Governor announces $2.3 billion education plan

  • By Donna Gordon Blankinship Associated Press
  • Monday, December 15, 2014 9:01pm
  • Local NewsNorthwest

SEATTLE — Gov. Jay Inslee has a plan for putting $2.3 billion more into preschool through college education and workforce training and for meeting Washington state’s obligation to the state Supreme Court a year early.

But he won’t say where he’s going to get the money until Thursday, when he releases his full budget proposal.

On Monday evening, he announced his education policy initiatives at a town-hall style meeting in person in Bellevue and on video screens in Moses Lake, Spokane and Tacoma.

In 2012, the Washington Supreme Court ruled that lawmakers are not meeting their constitutional responsibility to fully pay for basic education and that they were relying too much on local tax-levy dollars. The court gave the Legislature until the 2017-18 school year to fix the problem.

“We have a very solid, fiscally sound, secure and stable way of financing everything I’ve talked about today,” the governor said in response to a question from Spokane at his town hall meeting. “I can tell you it’s a real financing plan. It is not based on indebtedness.”

Inslee’s ambitious agenda includes money for all-day kindergarten and smaller classes in the early grades by the 2016-17 school year, plus money to finish paying for classroom materials and supplies.

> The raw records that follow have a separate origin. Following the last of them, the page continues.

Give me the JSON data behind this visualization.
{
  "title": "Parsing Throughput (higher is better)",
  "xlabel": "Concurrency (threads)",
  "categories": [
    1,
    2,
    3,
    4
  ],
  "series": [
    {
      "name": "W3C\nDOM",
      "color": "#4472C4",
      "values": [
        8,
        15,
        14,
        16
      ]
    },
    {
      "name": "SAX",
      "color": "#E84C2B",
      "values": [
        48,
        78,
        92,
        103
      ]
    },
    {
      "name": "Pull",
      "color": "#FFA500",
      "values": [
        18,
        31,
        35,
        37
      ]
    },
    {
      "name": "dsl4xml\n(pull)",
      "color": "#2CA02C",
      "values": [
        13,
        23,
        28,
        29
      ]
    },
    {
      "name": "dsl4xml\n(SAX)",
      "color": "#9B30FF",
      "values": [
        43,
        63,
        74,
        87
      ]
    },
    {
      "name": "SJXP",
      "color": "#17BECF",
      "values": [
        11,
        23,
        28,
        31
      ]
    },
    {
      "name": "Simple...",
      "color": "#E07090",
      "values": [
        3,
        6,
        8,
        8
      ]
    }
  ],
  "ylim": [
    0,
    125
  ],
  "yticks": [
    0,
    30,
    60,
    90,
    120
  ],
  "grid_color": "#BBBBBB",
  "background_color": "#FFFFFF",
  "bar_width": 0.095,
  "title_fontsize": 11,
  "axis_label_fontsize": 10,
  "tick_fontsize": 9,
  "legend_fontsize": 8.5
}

In answer to questions about improving graduation rates, the governor said an investment in early childhood education is one of the best things the state can do.

In addition to budget plans related to the education lawsuit, the governor is proposing:

  • Two more years without a college tuition increase.
  • Raises for public school teachers, adding up to more than half a billion dollars.
  • More money for college scholarships, including a big investment in Opportunity Scholarships for students interested in technology or health care fields.
  • Dollars to help students who need things like clothing, meals and medical care.
  • Drop-out prevention in both middle and high schools.
  • Another $78.8 million to add 6,358 more spaces for low-income children in state-funded preschools, which would increase the program’s reach to 70 percent of eligible kids.
  • More than $14 million for job training, basic education and pre-apprenticeship work at community colleges.

Inslee’s budget fully funds the overlap between the class size initiative passed by voters last month and previous class size reductions approved by the Legislature: paying to shrink kindergarten through third grade classes to an average of 17 kids.

That would cost the state nearly half a billion dollars over two years for hiring more than 7,000 new teachers. But the initiative called for decreases in class size at every grade.

Money to pay for more classroom space to house those extra teachers will come later, in the state building budget for the next budget cycle, said David Schumacher, director of the Office of Financial Management.

Republican lawmakers are not happy with what they have heard so far of the governor’s education plans.

They want to see the governor’s plan for answering the Supreme Court’s criticism of the state’s overreliance on local levy dollars to pay for education. They think the governor is not showing leadership on what to do with the class size Initiative 1351, a measure that at least a few lawmakers in that caucus say they support suspending for the next budget cycle. And they don’t think new revenue sources are needed for education.

“We’re tired of our children being held hostage for the next tax increase,” said Sen. Bruce Dammeier, R-Puyallup. “We need a thoughtful and comprehensive solution for our schools. I have not seen that in the governor’s proposal.”